Roland McReynolds, executive director of the Carolina Farm Stewardship Association–a group that has actively organized to press North Carolina Senators to support changes to the bill–said Tester’s amendment is the “simplest solution for promoting a healthy, safe food supply.” But, many in the food safety community dispute the claim that locally grown, sustainable food is safer, and want to see new federal regulations apply to all producers, regardless of size.

“The concept that small, local, organic equals safe and that large, global, multinational is unsafe is wrong,” said David Acheson, former associate commissioner of foods at FDA, adding that he has seen no solid evidence that unconventionally-grown food is microbiologically safer. Acheson thinks Tester’s proposal goes too far. “It is asking for trouble…and it is not sound public health policy,” he said.

Tony Corbo, a lobbyist for Food & Water Watch, also expressed very strong reservations about the proposal, pointing out that, based on the 2007 Agriculture Census released by the USDA last year, nearly 95 percent of domestic farms would be exempt.

Corbo also noted the exemption could have unintended consequences on the safety of imported food. “If you exempt domestic farms that earn below $500,000 annual income from the bill’s provisions, you would also have to exempt any foreign farm below that income level as well–so cheap and unsafe imports could enter our food supply,” he said.

Many of the key groups in the Make Our Food Safe coalition, a campaign made up of consumer, public health, and industry groups pushing for the passage of a strong FDA food safety bill, chose not to comment on the changes until final language is agreed upon.
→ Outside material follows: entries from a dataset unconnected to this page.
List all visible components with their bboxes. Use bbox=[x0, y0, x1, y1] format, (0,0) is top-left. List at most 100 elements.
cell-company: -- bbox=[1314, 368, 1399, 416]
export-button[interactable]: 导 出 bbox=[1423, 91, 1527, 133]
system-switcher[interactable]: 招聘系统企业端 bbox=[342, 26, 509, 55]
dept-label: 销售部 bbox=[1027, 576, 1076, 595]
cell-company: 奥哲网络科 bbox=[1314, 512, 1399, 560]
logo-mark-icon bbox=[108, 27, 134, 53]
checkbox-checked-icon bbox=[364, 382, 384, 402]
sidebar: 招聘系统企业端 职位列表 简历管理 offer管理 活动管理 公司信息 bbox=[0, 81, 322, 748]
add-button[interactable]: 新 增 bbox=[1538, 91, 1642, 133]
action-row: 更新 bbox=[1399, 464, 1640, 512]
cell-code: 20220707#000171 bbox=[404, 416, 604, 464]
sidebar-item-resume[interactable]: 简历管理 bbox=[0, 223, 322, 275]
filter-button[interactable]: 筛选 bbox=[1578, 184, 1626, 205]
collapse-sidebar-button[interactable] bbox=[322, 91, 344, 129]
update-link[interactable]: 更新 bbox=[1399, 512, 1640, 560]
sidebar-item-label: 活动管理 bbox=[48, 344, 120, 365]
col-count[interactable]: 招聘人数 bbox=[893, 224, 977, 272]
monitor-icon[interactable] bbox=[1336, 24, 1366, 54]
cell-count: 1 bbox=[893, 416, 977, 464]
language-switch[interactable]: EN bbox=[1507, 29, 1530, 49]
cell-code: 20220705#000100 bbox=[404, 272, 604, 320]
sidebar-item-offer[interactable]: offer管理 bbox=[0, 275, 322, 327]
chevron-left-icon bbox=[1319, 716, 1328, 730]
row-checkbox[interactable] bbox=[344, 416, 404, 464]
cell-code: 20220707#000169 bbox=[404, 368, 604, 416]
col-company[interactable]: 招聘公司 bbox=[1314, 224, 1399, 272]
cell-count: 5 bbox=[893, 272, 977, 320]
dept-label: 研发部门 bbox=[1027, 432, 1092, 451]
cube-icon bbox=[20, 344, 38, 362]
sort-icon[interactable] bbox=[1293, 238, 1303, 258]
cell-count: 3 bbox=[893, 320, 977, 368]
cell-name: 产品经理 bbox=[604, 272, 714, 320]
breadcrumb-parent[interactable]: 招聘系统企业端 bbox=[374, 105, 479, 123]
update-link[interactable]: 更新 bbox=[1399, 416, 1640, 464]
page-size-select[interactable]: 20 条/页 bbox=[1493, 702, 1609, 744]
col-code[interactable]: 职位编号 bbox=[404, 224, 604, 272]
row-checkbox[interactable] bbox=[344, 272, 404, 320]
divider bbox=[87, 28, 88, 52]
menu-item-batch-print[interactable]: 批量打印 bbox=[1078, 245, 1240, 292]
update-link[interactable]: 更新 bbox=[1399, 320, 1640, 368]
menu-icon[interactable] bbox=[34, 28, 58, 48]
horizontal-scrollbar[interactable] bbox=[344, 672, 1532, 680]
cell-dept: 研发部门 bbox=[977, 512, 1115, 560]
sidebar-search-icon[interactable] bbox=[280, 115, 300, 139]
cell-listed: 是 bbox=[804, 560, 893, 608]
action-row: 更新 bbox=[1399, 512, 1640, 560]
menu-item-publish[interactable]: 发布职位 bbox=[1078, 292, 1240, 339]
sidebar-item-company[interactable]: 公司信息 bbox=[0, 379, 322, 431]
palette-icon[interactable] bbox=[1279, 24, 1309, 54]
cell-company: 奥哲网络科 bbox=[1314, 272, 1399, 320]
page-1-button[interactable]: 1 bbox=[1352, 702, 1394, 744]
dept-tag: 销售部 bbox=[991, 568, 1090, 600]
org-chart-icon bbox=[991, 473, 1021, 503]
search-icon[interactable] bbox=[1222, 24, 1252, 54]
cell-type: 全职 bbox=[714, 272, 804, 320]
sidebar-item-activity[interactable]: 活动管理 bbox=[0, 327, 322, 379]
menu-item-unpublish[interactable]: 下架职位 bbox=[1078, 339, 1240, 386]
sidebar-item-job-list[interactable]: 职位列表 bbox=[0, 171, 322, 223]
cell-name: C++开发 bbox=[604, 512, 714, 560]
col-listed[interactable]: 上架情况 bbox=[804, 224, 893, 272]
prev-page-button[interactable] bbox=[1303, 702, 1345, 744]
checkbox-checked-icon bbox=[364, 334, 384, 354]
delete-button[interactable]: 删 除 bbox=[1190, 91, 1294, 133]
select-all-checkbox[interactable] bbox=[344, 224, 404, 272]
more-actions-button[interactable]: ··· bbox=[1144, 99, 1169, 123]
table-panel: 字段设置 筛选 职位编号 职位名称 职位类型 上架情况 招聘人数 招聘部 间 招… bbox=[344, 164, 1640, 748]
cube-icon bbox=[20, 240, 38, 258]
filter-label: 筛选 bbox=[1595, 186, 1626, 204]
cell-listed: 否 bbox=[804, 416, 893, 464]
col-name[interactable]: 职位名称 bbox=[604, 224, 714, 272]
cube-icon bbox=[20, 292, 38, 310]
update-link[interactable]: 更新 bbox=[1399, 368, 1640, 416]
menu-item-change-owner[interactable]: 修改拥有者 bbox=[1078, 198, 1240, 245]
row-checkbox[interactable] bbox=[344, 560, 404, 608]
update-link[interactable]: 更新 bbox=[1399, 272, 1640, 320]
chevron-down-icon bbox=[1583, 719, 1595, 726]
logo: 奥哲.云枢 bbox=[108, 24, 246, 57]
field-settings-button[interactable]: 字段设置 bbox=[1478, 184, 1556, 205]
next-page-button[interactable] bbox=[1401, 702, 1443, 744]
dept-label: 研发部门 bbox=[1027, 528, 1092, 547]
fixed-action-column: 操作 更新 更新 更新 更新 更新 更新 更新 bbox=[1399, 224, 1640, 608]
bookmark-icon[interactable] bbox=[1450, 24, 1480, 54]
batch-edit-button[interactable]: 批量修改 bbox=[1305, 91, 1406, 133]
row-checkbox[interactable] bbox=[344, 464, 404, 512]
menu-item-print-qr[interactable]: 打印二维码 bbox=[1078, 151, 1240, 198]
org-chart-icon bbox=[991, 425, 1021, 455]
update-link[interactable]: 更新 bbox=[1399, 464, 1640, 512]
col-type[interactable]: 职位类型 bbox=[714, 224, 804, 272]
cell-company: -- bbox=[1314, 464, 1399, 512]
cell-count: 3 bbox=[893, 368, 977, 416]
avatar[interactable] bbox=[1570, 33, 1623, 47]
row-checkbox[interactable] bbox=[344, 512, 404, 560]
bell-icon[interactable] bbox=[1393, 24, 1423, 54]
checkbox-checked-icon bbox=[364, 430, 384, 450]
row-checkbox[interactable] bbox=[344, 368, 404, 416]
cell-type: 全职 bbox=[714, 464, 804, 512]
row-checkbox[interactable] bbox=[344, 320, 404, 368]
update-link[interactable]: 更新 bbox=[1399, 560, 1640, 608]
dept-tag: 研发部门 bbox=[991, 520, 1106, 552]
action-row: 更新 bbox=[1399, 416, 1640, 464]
David Plunkett, a senior staff attorney at the Center for Science in the Public Interest (CSPI), who is familiar with the negotiations, indicated yesterday that Senate staff are continuing to work on a compromise. “Stakeholders have been briefed on the broad outlines of the agreements and it appears the offices negotiating the bill want to find good agreements that preserve the bill’s public health focus while addressing any legitimate concerns of small and sustainable agriculture,” he said.

Both the House and Senate version of the bill–the House passed a food

safety reform bill in July–give FDA mandatory recall authority, require more frequent inspections,

and ask food facilities to implement food safety plans.